For the sake of exploring your options, I've changed your scenario slightly to have your daughter start college in September 2010. So, I'm assuming a 40-year-old single mom living in New York with one 17-year-old daughter. Mom earns $100,000 from her job and $5,000 in interest from her $180,000 savings account while her daughter earns $1,000 from her job and $500 from her zero-coupon bond (worth $12,000). Mom pays $16,000 in federal income taxes while her daughter pays zero. Everything else was assumed to be zero or relied on the calculator's default values.
The results show your daughter with an expected family contribution of $30,302 under the federal methodology, broken down between $27,902 in parent contribution and $2,400 in student contribution. Under the institutional methodology, the EFC is $21,733, consisting of $16,983 in parent contribution and $4,750 in student contribution.

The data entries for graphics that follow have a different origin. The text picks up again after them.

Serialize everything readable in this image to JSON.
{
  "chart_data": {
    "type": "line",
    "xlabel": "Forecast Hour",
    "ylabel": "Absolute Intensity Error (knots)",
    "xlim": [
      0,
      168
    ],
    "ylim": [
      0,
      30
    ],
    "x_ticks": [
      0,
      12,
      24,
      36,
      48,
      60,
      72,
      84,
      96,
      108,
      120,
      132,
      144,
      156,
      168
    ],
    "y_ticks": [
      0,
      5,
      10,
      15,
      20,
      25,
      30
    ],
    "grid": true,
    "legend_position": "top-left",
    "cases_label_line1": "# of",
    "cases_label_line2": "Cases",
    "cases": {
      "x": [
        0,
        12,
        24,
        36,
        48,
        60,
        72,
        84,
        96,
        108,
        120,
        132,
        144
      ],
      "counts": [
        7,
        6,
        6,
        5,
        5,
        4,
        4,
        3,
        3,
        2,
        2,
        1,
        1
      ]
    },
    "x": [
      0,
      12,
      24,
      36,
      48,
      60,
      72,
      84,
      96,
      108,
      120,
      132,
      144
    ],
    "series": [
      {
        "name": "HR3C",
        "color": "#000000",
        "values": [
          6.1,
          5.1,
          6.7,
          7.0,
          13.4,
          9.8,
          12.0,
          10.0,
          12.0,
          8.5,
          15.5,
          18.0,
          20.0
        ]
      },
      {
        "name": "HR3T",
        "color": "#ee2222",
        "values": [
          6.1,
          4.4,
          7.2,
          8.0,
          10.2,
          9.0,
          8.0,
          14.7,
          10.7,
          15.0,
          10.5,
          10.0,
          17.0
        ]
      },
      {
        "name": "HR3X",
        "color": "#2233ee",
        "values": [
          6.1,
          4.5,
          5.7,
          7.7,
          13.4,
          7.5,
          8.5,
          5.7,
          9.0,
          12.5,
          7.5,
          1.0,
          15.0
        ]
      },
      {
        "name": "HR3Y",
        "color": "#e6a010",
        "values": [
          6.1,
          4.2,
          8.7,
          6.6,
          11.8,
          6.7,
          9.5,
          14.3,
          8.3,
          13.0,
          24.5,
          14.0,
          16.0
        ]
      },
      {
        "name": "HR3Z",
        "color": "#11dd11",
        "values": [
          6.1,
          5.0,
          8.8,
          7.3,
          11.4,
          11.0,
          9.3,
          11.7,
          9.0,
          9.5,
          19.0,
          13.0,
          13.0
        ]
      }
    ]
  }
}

This means that your daughter attending a college costing $40,000 would be eligible for up to $9,698 in federal grants, subsidized loans and work study. The $9,698 is the difference between the school's cost of attendance ($40,000) and the expected family contribution under the federal methodology ($30,302). If the school utilizes the institutional methodology for its own need-based scholarships, your daughter would be eligible for as much as $18,267 -- $40,000 less $21,733 -- although any scholarships or tuition waivers have the effect of reducing federal aid eligibility.
Keep this in mind: If your daughter attends a college with a cost of attendance below $30,302, she will not be eligible for need-based federal aid. She can still receive an unsubsidized federal Stafford loan, and you can apply for a federal PLUS loan.
Now let's use the EFC calculator to see how various "what-if" scenarios affect financial aid eligibility. We'll stick to the federal methodology, although you can easily apply the same adjustments to the institutional methodology.
The first alternative is for your daughter to eliminate her reportable assets by redeeming her zero-coupon bond and purchasing a car for $12,000. This must be done prior to her filing the Free Application for Federal Student Aid, or FAFSA, and will reduce her expected family contribution from $30,302 to $27,902. The calculator shows that it eliminates the student contribution entirely, leaving only the parent contribution to expected family contribution.
The second alternative is to have your daughter keep her $12,000 bond, but have you purchase a home with a down payment of $180,000. Because the federal methodology does not count equity in the primary residence as an asset, your contribution is effectively reduced from $27,902 to $18,675. Your daughter's contribution remains at $2,400, resulting in an expected family contribution of $21,075. (Note: The institutional methodology counts home equity and so this move would not impact eligibility for institutional aid from a school that uses the IM.)
If you and your daughter made both moves to reduce your assets, expected family contribution under the federal methodology is reduced from $30,302 to $18,675 and she becomes eligible for as much as $11,627 in additional federal student aid.
Remember, this is a scenario where there are zero countable assets. Obviously, income is a major factor in computing aid eligibility. And, if mom were to receive a $20,000 bonus, resulting in an added $5,000 federal tax bill, her contribution to expected family contribution jumps from $18,675 to $24,544. If your daughter were to take another part-time job and earn an extra $5,000, her contribution to EFC increases from zero to $576.
I encourage you to take some time with the expected family contribution calculator now, while your daughter is still more than a year away from applying for financial aid, and consider any easy moves you might make to enhance eligibility. And don't think that withdrawing your $180,000 from the bank and moving it under your mattress will help. The money must be reported as your asset in either case.